JP Alumni Fellow Kylie Schultz firmly believes that owning and sharing our stories can help others and turn pain into something beautiful.


The 2024-2025 Jeremiah Program Alumni Fellows are using their experiences, expertise, and stories to advocate for other single moms and their families. JP Fargo-Moorhead alum Kylie Schultz firmly believes that owning and sharing our stories can help others and turn pain into something beautiful. This is her story.

My name is Kylie Schultz. I’m 27 years old. I’m from the JP Fargo campus. I graduated in 2022, and I’m a current MBA grad at MSUM, and I’ll be graduating this summer of 2025. I have an 8-year-old daughter named Mataia, and she’s excelling in second grade.

I was very young when I became pregnant. I was 18 years old. I aged out of foster care, I didn’t have any family around me when I moved to Fargo-Moorhead, and I fell into an abusive relationship after losing custody of my child. I learned about the Jeremiah Program, and only through getting involved in the Empowerment course was I able to have the courage to leave that relationship and, ultimately, choose the relationship with my daughter over a relationship with someone that wasn’t good for me. I was able to put my life back together and say, “I’m turning the page on that chapter, and I’m going to use it to fuel a wonderful future for my daughter and I and break those generational cycles of trauma and poverty.”

A systemic change that I would like to see would be providing more scholarships for single mothers that are going to school. Particularly for me, I received a lot of help in my undergraduate career through educational training vouchers, aging out of foster care, among other scholarships that I was able to find through JP.

It is difficult to share different parts of your life that may not be comfortable sharing, but ultimately, we want to be able to turn our traumas and our hurts into something beautiful and helpful.

I was offered many different speaking opportunities and leadership opportunities through Nexus Path, a foster care agency, as well as the juvenile justice state advisory group. I was a gala speaker. I got to be on resident council and now on the fellowship. I am currently on the board of directors for Nexus Path Family Healing, a foster care agency. I’m also on the Juvenile Justice State Advisory Board, and I would have never taken those opportunities had it not been for that confidence that I gained in Empowerment, as well as having that support surrounding me with the JP staff.

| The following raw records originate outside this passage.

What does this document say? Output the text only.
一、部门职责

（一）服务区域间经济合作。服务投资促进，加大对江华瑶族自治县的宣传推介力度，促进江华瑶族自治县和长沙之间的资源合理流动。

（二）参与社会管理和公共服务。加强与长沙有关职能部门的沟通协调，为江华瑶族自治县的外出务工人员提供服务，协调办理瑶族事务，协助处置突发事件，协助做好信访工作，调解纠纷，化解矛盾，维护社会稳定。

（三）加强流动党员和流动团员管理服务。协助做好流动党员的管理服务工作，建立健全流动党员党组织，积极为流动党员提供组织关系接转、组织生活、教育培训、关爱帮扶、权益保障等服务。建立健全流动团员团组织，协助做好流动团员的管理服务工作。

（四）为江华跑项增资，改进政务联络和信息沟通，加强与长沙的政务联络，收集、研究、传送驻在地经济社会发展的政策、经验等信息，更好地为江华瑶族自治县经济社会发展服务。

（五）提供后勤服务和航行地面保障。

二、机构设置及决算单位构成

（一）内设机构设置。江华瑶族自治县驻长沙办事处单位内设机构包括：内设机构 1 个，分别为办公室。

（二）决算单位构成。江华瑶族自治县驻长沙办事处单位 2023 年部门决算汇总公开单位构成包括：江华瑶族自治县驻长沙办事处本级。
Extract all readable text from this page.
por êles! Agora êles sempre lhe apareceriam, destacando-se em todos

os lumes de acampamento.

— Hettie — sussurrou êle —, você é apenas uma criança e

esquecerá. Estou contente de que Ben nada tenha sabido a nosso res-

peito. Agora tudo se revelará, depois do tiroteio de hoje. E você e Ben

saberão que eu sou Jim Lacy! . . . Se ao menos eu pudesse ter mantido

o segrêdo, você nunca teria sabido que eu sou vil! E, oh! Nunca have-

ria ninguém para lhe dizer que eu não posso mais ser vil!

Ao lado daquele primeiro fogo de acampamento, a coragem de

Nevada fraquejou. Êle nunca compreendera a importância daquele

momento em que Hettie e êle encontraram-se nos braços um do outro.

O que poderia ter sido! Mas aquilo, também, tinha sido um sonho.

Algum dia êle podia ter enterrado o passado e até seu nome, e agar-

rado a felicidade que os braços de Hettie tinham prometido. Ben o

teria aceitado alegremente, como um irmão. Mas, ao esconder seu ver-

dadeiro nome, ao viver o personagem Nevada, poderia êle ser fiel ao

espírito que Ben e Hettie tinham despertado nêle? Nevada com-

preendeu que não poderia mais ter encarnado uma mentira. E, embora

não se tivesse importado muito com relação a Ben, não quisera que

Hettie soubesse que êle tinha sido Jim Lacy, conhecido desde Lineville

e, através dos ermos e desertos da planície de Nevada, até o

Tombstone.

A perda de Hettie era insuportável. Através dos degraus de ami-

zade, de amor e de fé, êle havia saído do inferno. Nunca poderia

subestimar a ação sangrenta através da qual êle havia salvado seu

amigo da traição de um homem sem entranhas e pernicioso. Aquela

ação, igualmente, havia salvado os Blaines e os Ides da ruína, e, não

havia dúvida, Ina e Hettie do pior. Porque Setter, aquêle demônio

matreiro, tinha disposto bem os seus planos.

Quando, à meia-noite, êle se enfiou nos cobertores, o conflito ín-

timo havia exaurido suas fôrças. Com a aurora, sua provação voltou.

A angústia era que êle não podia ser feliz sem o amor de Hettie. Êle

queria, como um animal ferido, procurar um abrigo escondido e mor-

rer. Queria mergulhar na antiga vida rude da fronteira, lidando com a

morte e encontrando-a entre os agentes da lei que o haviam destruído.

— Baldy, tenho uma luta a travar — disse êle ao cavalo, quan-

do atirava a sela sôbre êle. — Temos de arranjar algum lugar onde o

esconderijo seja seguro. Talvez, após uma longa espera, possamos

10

I think that I’ve always wanted to give a voice or advocate for people that I feel similar to or that have gone through similar struggles as me because I know what it felt like to be voiceless or to be hopeless and in despair, and you can’t really see out of your situation.

You don’t have to wait to heal or be happy or serve your community until the finish line. You get to enjoy the whole journey — in the ups and the downs and the painful parts and the successes — and just knowing that, holistically, your past and the traumas don’t define you as a whole, but the whole thing does, the whole healing journey.